Sharma Nonita, Yadav Sourabh, Mangla Monika, Mohanty Anee, Satpathy Suneeta, Mohanty Sachi Nandan, Choudhury Tanupriya
Dr. B.R. Ambedkar National Institute of Technology Jalandhar, Jalandhar, India.
Gautam Buddha University, Greater Noida, India.
GeoJournal. 2021 Oct 23:1-15. doi: 10.1007/s10708-021-10520-4.
This manuscript presents a geospatial and temporal analysis of the COVID'19 along with its mortality rate worldwide and an empirical evaluation of social distance policies on economic activities. Stock Market Indices, Purchasing Manager Index (PMI), and Stringency Index values are evaluated with respect to rising COVID-19 cases based on the collected data from Jan 2020 to June 2021. The findings for the stock market index reveal the highest negative correlation coefficient value, i.e., -0.2, for the Shanghai index, representing a negative relation on stock markets, whereas the value of the correlation coefficient is minimum for Indian markets, i.e., 0.3, indicating the most impact by COVID-19 spread. Further, the results concerning PMI show that the highest value of the correlation coefficient is for the China i.e., -0.52, points to the sharpest pace of contraction. This reflects the lower value of the correlation indicating that the economy is on the way of growth, which can be seen from the PMI value of the various countries. The manuscript presents a novel geospatial model by empirically evaluating the correlation coefficient of COVID-19 with stock market index, PMI, and stringency index to understand the effect of COVID-19 on the global economy.

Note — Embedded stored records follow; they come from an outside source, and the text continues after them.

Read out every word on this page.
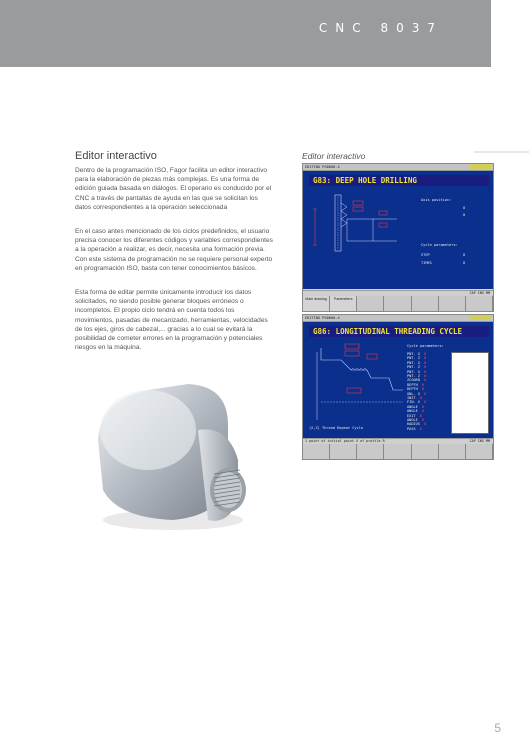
CNC 8037
Editor interactivo

Dentro de la programación ISO, Fagor facilita un editor interactivo para la elaboración de piezas más complejas. Es una forma de edición guiada basada en diálogos. El operario es conducido por el CNC a través de pantallas de ayuda en las que se solicitan los datos correspondientes a la operación seleccionada

En el caso antes mencionado de los ciclos predefinidos, el usuario precisa conocer los diferentes códigos y variables correspondientes a la operación a realizar, es decir, necesita una formación previa. Con este sistema de programación no se requiere personal experto en programación ISO, basta con tener conocimientos básicos.

Esta forma de editar permite únicamente introducir los datos solicitados, no siendo posible generar bloques erróneos o incompletos. El propio ciclo tendrá en cuenta todos los movimientos, pasadas de mecanizado, herramientas, velocidades de los ejes, giros de cabezal,... gracias a lo cual se evitará la posibilidad de cometer errores en la programación y potenciales riesgos en la máquina.

Editor interactivo
EDITING PG0000-4
G83: DEEP HOLE DRILLING
Axis position:
0
0
Cycle parameters:
STEP	0
TIMES	0
CAP INS MM
Main drawing	Parameters
EDITING PG0000-4
G86: LONGITUDINAL THREADING CYCLE
(X,Z) Thread Repeat Cycle
Cycle parameters:
PNT. X 0
PNT. Z 0
PNT. X 0
PNT. Z 0
PNT. X 0
PNT. Z 0
ZCOORD 0
DEPTH 0
DEPTH 0
SNL. X 0
INIT 0
FIN. X 0
ANGLE 0
ANGLE 0
EXIT 0
ANGLE 0
RADIUS 0
PASS 0
1 point of initial point X of profile R	CAP INS MM
5
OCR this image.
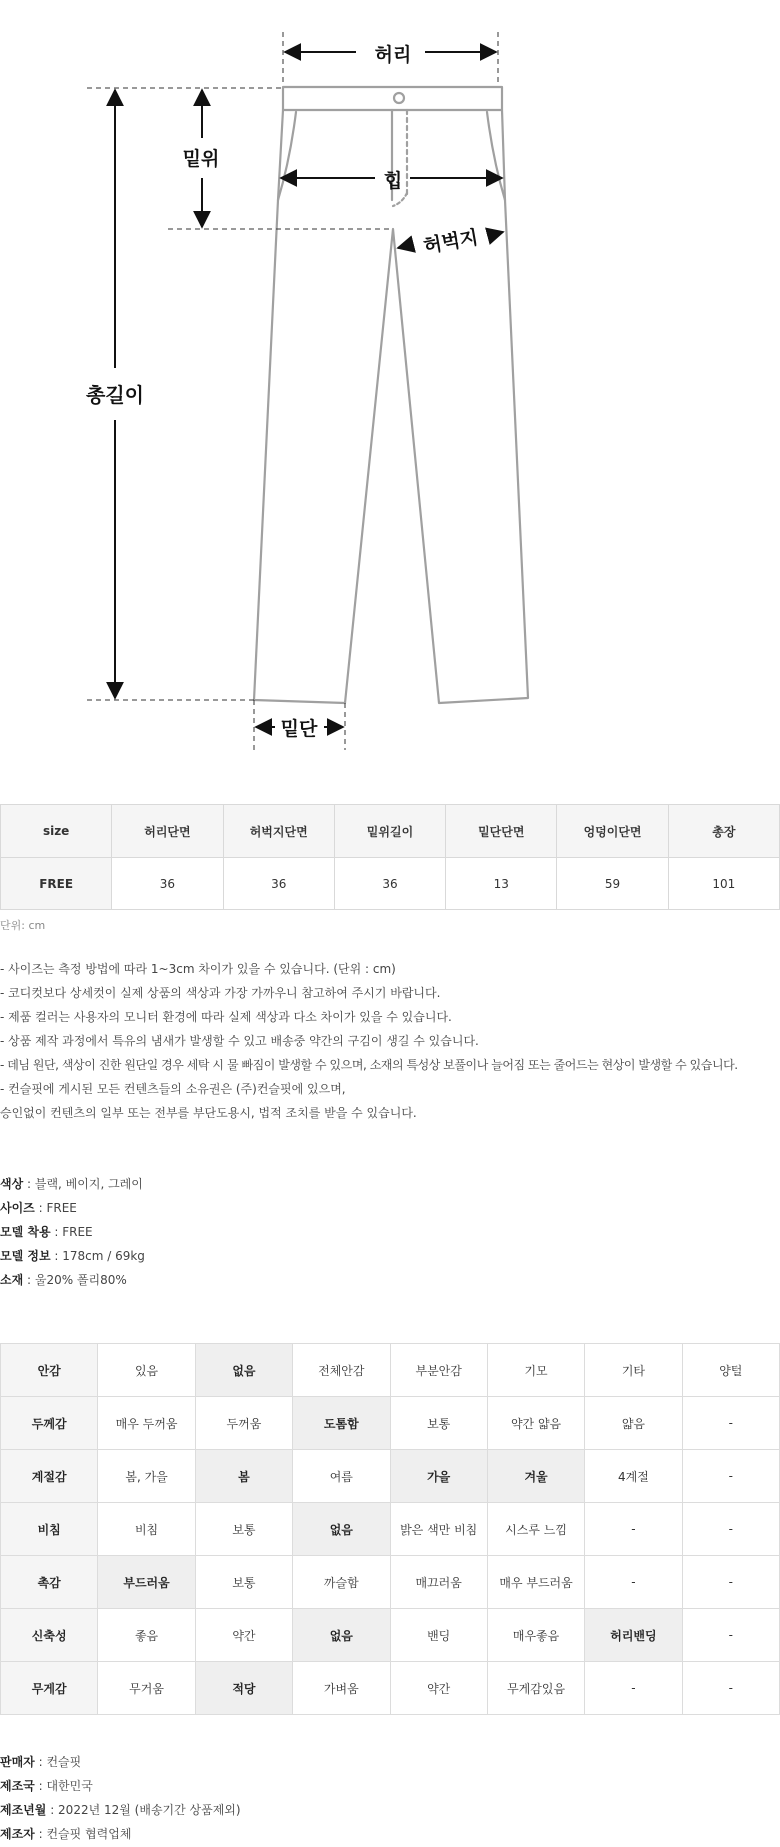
허리
밑위
힙
허벅지
총길이
밑단
size	허리단면	허벅지단면	밑위길이	밑단단면	엉덩이단면	총장
FREE	36	36	36	13	59	101
단위: cm
- 사이즈는 측정 방법에 따라 1~3cm 차이가 있을 수 있습니다. (단위 : cm)
- 코디컷보다 상세컷이 실제 상품의 색상과 가장 가까우니 참고하여 주시기 바랍니다.
- 제품 컬러는 사용자의 모니터 환경에 따라 실제 색상과 다소 차이가 있을 수 있습니다.
- 상품 제작 과정에서 특유의 냄새가 발생할 수 있고 배송중 약간의 구김이 생길 수 있습니다.
- 데님 원단, 색상이 진한 원단일 경우 세탁 시 물 빠짐이 발생할 수 있으며, 소재의 특성상 보풀이나 늘어짐 또는 줄어드는 현상이 발생할 수 있습니다.
- 컨슬핏에 게시된 모든 컨텐츠들의 소유권은 (주)컨슬핏에 있으며,
승인없이 컨텐츠의 일부 또는 전부를 부단도용시, 법적 조치를 받을 수 있습니다.
색상 : 블랙, 베이지, 그레이
사이즈 : FREE
모델 착용 : FREE
모델 정보 : 178cm / 69kg
소재 : 울20% 폴리80%
안감	있음	없음	전체안감	부분안감	기모	기타	양털
두께감	매우 두꺼움	두꺼움	도톰함	보통	약간 얇음	얇음	-
계절감	봄, 가을	봄	여름	가을	겨울	4계절	-
비침	비침	보통	없음	밝은 색만 비침	시스루 느낌	-	-
촉감	부드러움	보통	까슬함	매끄러움	매우 부드러움	-	-
신축성	좋음	약간	없음	밴딩	매우좋음	허리밴딩	-
무게감	무거움	적당	가벼움	약간	무게감있음	-	-
판매자 : 컨슬핏
제조국 : 대한민국
제조년월 : 2022년 12월 (배송기간 상품제외)
제조자 : 컨슬핏 협력업체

本手稿对全球范围内的新冠疫情及其死亡率进行了地理空间和时间分析,并对社会距离政策对经济活动的影响进行了实证评估。基于2020年1月至2021年6月收集的数据,针对新冠病例增加情况对股票市场指数、采购经理人指数(PMI)和严格指数值进行了评估。股票市场指数的研究结果显示,上证综指的负相关系数值最高,即-0.2,表明股市存在负相关关系,而印度市场的相关系数值最小,为0.3,表明受新冠疫情传播影响最大。此外,关于PMI的结果表明,中国的相关系数值最高,为-0.52,表明收缩速度最快。这反映出相关系数值较低,表明经济正处于增长阶段,从各国的PMI值中可以看出这一点。本手稿通过实证评估新冠疫情与股票市场指数、PMI和严格指数的相关系数,提出了一种新颖的地理空间模型,以了解新冠疫情对全球经济的影响。